Once he caught the attention of the Hamilton casting team, it was a matter of the producers finding the right spot, in the right company, at the right time. “After I’d graduated, they called me into an audition for an immediate replacement in Chicago for an ensemble member and understudy for Hamilton and King George. I went in and did the Hamilton stuff, and they were adamant about considering me for that character. I didn’t feel King George was the best fit for me, and they were cool with that. Then I did a showcase in New York.” That’s where Johnson-Richardson met his agent. “Several agents approached me after the show. I chose my agency from a group of possibilities, because they saw me as I want to be seen as an actor. I signed with them because they believed in me.”

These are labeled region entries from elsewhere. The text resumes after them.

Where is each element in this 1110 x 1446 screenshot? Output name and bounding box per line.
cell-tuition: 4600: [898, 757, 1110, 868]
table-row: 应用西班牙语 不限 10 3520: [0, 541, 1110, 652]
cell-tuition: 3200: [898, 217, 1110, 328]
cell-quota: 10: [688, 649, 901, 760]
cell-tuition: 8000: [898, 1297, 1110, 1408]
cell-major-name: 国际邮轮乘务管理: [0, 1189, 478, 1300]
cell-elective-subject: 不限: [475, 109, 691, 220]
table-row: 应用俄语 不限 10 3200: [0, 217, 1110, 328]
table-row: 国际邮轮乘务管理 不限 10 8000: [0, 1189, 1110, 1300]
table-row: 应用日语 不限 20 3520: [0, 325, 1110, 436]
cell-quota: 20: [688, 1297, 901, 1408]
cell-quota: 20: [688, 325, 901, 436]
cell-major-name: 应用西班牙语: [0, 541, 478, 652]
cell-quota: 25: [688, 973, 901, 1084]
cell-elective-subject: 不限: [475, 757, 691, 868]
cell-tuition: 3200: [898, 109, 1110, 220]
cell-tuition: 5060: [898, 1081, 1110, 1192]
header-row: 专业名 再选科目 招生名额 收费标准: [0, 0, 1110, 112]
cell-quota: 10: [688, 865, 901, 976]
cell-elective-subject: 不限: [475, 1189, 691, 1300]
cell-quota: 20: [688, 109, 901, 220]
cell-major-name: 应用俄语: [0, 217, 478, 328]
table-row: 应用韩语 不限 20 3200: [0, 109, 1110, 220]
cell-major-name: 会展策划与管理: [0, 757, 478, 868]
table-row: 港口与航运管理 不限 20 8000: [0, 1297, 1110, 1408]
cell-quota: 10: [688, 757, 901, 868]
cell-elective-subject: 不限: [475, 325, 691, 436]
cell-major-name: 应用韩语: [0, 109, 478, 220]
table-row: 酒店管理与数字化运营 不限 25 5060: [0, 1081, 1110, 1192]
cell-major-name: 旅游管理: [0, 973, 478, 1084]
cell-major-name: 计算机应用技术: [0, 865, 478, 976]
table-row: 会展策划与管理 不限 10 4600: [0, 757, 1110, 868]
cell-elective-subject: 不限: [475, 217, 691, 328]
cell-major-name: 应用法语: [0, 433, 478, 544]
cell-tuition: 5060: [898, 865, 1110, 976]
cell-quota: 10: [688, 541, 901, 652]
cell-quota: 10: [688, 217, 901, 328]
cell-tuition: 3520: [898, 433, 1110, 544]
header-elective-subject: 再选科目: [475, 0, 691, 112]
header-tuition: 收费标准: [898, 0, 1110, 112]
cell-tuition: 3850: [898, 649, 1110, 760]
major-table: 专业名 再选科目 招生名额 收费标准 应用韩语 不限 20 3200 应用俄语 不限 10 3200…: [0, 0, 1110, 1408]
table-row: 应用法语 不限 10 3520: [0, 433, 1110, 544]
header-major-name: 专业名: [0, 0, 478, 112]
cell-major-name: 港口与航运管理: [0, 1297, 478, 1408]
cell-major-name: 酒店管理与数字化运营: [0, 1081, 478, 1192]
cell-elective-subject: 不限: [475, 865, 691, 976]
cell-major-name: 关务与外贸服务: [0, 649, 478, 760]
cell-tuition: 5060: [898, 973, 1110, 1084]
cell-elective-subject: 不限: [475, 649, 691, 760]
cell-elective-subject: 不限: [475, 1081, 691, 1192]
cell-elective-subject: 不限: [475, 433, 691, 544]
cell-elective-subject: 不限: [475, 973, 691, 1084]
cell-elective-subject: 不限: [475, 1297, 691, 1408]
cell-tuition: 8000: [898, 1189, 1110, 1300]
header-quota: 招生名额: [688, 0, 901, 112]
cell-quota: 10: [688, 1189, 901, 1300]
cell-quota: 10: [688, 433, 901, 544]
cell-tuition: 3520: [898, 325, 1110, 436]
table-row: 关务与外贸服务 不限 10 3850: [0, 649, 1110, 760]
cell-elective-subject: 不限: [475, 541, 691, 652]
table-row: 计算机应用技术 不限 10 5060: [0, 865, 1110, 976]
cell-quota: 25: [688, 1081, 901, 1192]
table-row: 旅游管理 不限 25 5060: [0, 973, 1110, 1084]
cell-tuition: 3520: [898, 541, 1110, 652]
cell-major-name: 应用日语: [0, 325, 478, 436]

Meanwhile, the callbacks for Hamilton continued. “I remember I was doing this reading, and my agent saw the first act of the reading then told me at the intermission to call him when I got out because he had some news. When I called, he said we had an offer from Hamilton. After my agent did some negotiating, I got the formal offer in late May and had to be in Chicago to start rehearsals by June 5. It was a whirlwind, but I love it. I’m so grateful — so blessed.”

Johnson-Richardson is doing eight shows a week at the CIBC Theatre in Chicago, and even for a young performer, that’s a backbreaking schedule. “I’m sleeping as much as I can,” he said. “I’m drinking so much water. At first I couldn’t figure out why I was so dry all the time, then I realized I was dehydrated. I’m trying to eat foods that will refuel my body. You don’t realize how much you do until you’re in the middle of a performance and get so lightheaded you wonder if you’re going to pass out. It is one of the hardest jobs ever. When people come and see Hamilton, they want to see Hamilton. They don’t want to see you up there doing something tired. They want to see you going full-out.”

Is there life after Hamilton? Johnson-Richardson has a lot of plans for his career. “TV and film, that’s always been the dream for me,” although he certainly isn’t ruling out future stage stints. His advice for young theatre hopefuls: “Never let anybody tell you not to do what you’re on this earth to do. If you know you’re here to do something artistic, don’t let anyone stop you, and don’t stop yourself. This is a hard career, and it can break you down, but the rewards are so great.”